Here’s a quick comparison of how to use each system in Elote:

from elote import EloCompetitor, GlickoCompetitor, ECFCompetitor, DWZCompetitor, EnsembleCompetitor

# Elo
elo_player = EloCompetitor(initial_rating=1500, k_factor=32)

# Glicko
glicko_player = GlickoCompetitor(initial_rating=1500, initial_rd=350, volatility=0.06)

# ECF
ecf_player = ECFCompetitor(initial_rating=120, k_factor=16, f_factor=120)

# DWZ
dwz_player = DWZCompetitor(initial_rating=1600, initial_development_coeff=30)

# Ensemble
ensemble_player = EnsembleCompetitor(
    rating_systems=[
        (EloCompetitor(initial_rating=1500), 0.5),
        (GlickoCompetitor(initial_rating=1500), 0.5)
    ]
)

# Usage is the same for all systems
opponent = EloCompetitor(initial_rating=1400)

# Get expected scores
print(f"Elo expected: {elo_player.expected_score(opponent):.2%}")
print(f"Glicko expected: {glicko_player.expected_score(opponent):.2%}")
print(f"ECF expected: {ecf_player.expected_score(opponent):.2%}")
print(f"DWZ expected: {dwz_player.expected_score(opponent):.2%}")
print(f"Ensemble expected: {ensemble_player.expected_score(opponent):.2%}")

# Record a win
elo_player.beat(opponent)
glicko_player.beat(opponent)
ecf_player.beat(opponent)
dwz_player.beat(opponent)
ensemble_player.beat(opponent)

Empirical Comparison

While theoretical comparisons are useful, the best way to choose a rating system is through empirical testing on your specific domain. Elote makes it easy to experiment with different systems and compare their predictive accuracy.

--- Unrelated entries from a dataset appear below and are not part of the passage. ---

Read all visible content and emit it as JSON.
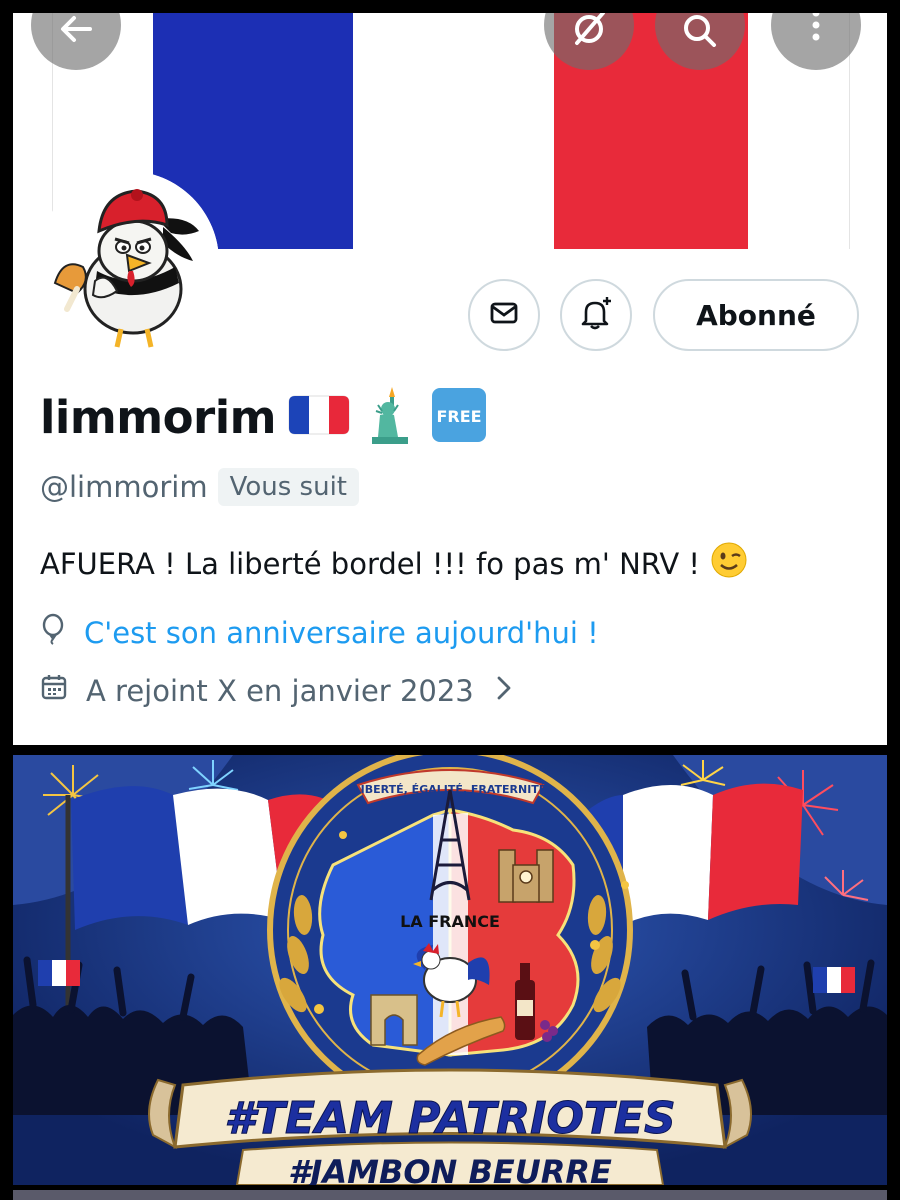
{
  "profile": {
    "display_name": "limmorim",
    "name_emojis": [
      "🇫🇷",
      "🗽",
      "🆓"
    ],
    "handle": "@limmorim",
    "follows_you_badge": "Vous suit",
    "bio": "AFUERA ! La liberté bordel !!! fo pas m' NRV !",
    "bio_emoji": "😉",
    "birthday_text": "C'est son anniversaire aujourd'hui !",
    "joined_text": "A rejoint X en janvier 2023",
    "follow_button_label": "Abonné"
  },
  "icons": {
    "back": "arrow-left-icon",
    "grok": "grok-icon",
    "search": "search-icon",
    "more": "more-vertical-icon",
    "message": "envelope-icon",
    "notify": "bell-plus-icon",
    "balloon": "balloon-icon",
    "calendar": "calendar-icon",
    "chevron": "chevron-right-icon"
  },
  "colors": {
    "flag_blue": "#1c2fb4",
    "flag_red": "#e82a3a",
    "link_blue": "#1d9bf0",
    "muted": "#536471"
  },
  "poster": {
    "motto": "LIBERTÉ, ÉGALITÉ, FRATERNITÉ",
    "map_label": "LA FRANCE",
    "banner_text": "#TEAM PATRIOTES",
    "sub_text": "#JAMBON BEURRE"
  }
}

Here’s a simple approach to compare systems:

  1. Split your historical match data into training and testing sets

  2. Train each rating system on the training data

  3. Evaluate prediction accuracy on the test data

  4. Choose the system with the best performance for your specific use case

Remember that no rating system is universally best - the right choice depends on your specific requirements, data characteristics, and domain constraints.